I told him that we had been sent to learn horsemanship and the sacred dance, the hadhrah, also called imarah, of his Sufi order.  The moment I mentioned ‘imarah’, Sidi Swalih’s (q.s.) eyes lit up, he clapped his hands twice and, suddenly, the entire assembly of about 30 men leapt to their feet, formed a huge circle and instantaneously began the most extraordinary hadhrah I have ever seen or experienced.  It was a complex and pulsating dance with an incredible double bounce.  To use the parlance of my American generation, it rocked. 

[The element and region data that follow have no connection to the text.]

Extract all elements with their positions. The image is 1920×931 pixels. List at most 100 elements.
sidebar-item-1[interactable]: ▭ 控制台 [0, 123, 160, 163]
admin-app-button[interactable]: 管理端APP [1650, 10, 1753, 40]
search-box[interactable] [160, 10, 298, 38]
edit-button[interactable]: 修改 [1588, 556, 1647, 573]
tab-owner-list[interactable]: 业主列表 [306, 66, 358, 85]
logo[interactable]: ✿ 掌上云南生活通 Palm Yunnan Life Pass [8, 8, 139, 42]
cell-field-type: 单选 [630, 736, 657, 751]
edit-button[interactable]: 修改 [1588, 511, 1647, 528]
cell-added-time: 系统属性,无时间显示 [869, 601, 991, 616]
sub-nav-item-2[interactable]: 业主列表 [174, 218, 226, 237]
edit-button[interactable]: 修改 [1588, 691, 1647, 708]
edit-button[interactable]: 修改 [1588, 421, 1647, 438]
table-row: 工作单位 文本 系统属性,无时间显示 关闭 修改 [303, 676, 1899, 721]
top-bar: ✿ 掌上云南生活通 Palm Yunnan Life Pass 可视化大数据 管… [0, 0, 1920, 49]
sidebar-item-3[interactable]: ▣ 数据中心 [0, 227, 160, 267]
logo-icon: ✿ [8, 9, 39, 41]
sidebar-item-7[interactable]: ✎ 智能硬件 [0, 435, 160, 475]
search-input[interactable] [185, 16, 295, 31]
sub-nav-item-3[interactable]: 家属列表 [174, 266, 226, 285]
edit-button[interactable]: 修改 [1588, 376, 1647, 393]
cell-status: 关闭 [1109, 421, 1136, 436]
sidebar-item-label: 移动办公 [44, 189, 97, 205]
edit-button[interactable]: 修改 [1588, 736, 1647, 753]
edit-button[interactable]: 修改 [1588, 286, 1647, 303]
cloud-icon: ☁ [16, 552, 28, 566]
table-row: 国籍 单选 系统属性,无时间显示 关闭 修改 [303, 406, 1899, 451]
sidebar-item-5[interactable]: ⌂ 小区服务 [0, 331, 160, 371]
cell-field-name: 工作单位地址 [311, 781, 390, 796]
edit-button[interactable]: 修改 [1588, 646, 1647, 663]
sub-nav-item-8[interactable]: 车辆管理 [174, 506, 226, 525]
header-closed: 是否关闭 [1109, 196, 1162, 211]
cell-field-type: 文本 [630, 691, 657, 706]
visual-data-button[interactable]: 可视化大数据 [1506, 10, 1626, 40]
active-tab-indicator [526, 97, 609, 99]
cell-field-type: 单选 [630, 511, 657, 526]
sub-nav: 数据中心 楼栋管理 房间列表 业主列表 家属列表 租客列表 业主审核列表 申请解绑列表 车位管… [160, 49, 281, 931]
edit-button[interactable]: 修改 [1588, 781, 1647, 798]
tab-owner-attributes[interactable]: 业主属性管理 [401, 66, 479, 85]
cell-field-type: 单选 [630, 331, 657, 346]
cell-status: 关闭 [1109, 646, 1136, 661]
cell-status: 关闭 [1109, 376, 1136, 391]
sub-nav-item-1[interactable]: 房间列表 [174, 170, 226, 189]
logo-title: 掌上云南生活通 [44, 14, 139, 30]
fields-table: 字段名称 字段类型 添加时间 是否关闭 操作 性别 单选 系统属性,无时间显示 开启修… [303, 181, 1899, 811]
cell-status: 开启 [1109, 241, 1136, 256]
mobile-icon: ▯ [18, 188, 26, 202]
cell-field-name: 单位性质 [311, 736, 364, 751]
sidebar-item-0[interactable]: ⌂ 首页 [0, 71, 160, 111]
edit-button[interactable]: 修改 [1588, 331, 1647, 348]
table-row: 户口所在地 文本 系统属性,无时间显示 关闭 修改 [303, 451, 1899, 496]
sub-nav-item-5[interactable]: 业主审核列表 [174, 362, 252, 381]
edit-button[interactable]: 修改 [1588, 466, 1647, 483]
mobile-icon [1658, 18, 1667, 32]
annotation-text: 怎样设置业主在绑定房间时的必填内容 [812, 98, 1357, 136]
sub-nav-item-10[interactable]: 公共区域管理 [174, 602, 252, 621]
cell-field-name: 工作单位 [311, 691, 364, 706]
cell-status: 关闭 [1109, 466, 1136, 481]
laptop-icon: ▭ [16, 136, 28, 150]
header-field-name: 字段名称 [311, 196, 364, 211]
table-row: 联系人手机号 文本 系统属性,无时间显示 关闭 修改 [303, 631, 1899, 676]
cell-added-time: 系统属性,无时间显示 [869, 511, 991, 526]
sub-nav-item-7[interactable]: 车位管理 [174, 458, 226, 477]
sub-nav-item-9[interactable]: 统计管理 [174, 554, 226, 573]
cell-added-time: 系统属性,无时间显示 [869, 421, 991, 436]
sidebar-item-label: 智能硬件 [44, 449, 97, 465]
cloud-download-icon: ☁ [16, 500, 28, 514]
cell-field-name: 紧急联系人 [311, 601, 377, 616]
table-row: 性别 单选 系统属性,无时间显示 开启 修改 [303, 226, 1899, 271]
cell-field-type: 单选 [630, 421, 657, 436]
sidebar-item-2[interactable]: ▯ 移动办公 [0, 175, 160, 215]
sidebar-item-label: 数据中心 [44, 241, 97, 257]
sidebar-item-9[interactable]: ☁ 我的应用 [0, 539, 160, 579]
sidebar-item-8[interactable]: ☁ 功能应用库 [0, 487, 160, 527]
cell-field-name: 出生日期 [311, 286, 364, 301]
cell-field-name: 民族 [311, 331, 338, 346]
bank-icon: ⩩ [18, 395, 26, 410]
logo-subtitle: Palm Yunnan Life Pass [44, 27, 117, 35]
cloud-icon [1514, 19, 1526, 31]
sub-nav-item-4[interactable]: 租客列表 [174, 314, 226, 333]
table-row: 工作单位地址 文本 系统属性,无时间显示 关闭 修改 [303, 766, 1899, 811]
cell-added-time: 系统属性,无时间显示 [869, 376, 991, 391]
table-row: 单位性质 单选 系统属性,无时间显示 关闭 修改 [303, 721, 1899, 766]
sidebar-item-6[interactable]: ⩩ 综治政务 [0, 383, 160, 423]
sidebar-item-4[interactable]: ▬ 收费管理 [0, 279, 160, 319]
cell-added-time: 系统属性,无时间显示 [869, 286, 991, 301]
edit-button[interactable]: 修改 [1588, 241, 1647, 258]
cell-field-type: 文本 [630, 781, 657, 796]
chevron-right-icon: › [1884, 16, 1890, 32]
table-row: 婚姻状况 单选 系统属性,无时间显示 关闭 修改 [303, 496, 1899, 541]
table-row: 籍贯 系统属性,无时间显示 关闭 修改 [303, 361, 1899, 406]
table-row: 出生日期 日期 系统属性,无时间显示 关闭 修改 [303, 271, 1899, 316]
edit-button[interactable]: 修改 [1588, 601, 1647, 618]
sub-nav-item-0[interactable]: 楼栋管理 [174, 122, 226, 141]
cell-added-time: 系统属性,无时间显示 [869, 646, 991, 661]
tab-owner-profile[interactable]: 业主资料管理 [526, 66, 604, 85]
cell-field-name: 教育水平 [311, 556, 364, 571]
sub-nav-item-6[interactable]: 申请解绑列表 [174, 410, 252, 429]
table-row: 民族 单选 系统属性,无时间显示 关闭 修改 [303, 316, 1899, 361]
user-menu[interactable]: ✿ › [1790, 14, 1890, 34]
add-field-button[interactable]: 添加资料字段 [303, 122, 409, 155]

Young Hasan was in the circle with us.  On the outside of the circle children about his age or younger gathered.  They were a strange looking collection, many with their heads shaved, presumably against lice, but with tufts of hair left intact, sticking out in odd places from their bald scalps, apparently a pre-Islamic Berber custom.  These children, eyes closed, were swaying and rocking and bouncing at the back of the circle.  It was an utterly bizarre sight.  I glanced over at Hasan who was looking at these rapturous rocking children with wide-eyed wonder. 

When the hadhrah was over, we were all reeling, intoxicated and exhausted.  And then a magnificent feast was served; a sheep upon a huge bed of couscous garnished with fresh vegetables.  While we were eating, bathed in the illuminated backwash of the hadhrah, it dawned on me why we had been waiting for hours. When we arrived unannounced, Sidi Swalih (q.s.) had ordered that a sheep be slaughtered, and a feast prepared in our honour.”